Nella vicina Malta a rischiare la vita è la donna
Proprio ieri un caso mi è balzato agli occhi. Succede nella vicina Malta. Qui infatti, l’aborto è vietato in ogni sua forma, anche nei casi di stupro, incesto, anomalie del feto o rischi per la salute della madre. Il medico che aiuta una donna a interrompere la gravidanza rischia fino a 4 anni di carcere e il ritiro definitivo della licenza. La donna che abortisce rischia invece fino a 3 anni di carcere. Andrea Prudente, una donna americana incinta alla 16esima settimana che era in vacanza sull’isola, deve adesso sperare che il cuore del feto che porta in grembo smetta di battere. Perché pochi giorni fa ha avuto una prima emorragia, ieri le si sono rotte le acque e si è staccata la placenta. Non c’è alcuna possibilità che il feto sopravviva. Ma i medici non possono praticare l’aborto perché la legge lo vieta. Così la donna rischia una setticemia, e quindi la vita.

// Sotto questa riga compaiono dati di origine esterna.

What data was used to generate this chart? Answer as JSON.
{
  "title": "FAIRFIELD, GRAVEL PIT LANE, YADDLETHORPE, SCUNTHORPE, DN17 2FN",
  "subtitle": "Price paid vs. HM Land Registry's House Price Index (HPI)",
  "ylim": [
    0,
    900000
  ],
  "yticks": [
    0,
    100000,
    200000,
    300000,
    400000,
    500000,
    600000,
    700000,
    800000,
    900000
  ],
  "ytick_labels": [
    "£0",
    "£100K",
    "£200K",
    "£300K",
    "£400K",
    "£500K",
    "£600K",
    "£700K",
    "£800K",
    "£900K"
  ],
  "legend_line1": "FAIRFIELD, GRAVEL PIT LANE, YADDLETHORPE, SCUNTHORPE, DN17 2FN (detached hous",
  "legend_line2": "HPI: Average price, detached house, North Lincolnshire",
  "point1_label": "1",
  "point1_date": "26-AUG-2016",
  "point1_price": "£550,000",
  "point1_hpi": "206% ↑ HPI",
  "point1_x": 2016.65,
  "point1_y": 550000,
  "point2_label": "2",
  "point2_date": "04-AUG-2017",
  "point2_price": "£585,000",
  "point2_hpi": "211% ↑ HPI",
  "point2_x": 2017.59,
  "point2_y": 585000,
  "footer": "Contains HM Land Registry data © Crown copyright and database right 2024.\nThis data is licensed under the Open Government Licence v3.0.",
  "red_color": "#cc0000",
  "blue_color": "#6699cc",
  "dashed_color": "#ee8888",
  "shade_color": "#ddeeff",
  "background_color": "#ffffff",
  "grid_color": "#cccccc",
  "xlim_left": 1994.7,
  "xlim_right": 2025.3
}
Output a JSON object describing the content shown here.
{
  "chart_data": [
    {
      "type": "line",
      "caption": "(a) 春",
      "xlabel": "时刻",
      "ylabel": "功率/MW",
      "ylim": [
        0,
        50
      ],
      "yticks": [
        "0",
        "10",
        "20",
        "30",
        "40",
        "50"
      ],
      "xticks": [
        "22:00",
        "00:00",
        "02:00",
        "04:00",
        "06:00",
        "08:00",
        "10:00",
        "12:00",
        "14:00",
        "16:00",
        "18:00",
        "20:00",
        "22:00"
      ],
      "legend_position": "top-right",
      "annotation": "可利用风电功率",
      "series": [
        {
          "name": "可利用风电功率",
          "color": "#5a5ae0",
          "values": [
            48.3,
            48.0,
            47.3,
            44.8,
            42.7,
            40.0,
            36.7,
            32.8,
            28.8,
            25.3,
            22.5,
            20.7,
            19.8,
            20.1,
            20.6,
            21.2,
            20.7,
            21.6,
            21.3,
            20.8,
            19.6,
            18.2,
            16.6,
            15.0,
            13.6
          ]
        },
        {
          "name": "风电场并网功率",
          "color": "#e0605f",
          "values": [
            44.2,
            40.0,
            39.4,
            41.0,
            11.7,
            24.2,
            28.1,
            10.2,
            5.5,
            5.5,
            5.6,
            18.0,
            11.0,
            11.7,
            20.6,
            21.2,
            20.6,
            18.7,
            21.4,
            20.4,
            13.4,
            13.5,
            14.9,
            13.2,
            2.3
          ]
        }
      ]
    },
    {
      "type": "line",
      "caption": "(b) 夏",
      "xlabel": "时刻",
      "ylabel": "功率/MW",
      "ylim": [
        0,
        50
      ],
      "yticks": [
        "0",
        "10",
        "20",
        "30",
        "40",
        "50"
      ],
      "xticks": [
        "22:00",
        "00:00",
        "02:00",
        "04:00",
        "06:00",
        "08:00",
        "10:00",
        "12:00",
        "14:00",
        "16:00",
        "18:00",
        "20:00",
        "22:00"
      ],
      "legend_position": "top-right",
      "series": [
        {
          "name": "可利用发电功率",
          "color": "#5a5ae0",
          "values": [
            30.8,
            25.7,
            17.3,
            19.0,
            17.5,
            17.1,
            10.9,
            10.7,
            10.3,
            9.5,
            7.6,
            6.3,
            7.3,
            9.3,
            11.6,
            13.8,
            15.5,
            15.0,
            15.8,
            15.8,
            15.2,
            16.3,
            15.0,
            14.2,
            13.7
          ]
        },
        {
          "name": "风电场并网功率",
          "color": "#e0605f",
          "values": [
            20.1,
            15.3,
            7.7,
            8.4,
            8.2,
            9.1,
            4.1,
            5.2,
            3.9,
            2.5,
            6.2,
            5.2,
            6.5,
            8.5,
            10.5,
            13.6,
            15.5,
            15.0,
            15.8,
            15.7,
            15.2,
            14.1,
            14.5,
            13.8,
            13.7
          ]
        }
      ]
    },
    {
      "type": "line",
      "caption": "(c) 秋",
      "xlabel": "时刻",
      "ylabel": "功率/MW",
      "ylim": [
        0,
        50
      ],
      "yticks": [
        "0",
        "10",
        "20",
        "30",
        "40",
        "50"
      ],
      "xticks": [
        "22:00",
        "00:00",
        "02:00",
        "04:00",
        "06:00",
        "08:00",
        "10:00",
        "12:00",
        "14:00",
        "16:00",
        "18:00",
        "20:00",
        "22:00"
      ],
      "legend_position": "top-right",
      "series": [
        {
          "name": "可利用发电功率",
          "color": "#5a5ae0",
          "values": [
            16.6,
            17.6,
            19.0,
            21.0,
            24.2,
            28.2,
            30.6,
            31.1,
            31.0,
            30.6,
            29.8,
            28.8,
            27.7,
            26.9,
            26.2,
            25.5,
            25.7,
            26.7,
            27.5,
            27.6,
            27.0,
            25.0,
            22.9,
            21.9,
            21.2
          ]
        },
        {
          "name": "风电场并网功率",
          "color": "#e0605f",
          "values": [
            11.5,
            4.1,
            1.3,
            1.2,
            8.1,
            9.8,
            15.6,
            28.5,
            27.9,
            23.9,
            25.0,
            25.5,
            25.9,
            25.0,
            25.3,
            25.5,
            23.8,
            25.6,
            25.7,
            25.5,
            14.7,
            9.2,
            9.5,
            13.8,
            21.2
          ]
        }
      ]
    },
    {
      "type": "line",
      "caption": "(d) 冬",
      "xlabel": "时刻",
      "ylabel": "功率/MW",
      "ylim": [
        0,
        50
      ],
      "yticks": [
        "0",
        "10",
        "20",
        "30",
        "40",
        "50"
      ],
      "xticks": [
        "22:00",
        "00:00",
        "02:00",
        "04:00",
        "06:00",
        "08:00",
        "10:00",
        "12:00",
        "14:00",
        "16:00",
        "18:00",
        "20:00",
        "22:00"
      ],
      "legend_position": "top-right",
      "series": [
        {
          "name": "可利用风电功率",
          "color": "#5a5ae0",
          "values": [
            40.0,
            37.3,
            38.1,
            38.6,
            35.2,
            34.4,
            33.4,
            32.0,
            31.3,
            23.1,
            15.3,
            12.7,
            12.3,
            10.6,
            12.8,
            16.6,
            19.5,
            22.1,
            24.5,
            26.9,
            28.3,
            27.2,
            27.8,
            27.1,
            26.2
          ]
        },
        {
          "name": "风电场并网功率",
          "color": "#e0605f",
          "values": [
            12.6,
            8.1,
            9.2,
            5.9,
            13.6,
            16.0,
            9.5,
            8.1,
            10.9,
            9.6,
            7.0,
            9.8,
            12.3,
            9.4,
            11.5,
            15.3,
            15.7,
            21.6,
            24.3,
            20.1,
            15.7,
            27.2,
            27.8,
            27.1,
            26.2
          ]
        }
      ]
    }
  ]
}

La vita è sacra. Su questo non ho dubbi. Ma sono anche convinta che la scelta spetti comunque alla donna, che deve avere il supporto necessario per poter scegliere. Così come sarebbe giusto creare delle politiche di prevenzione e responsabilità nei confronti delle giovani donne, delle ragazze che si approcciano al sesso. Partire dalla base e riprendere la battaglia. Perché la strada dei diritti e della parità oggi appare ancora più lontana.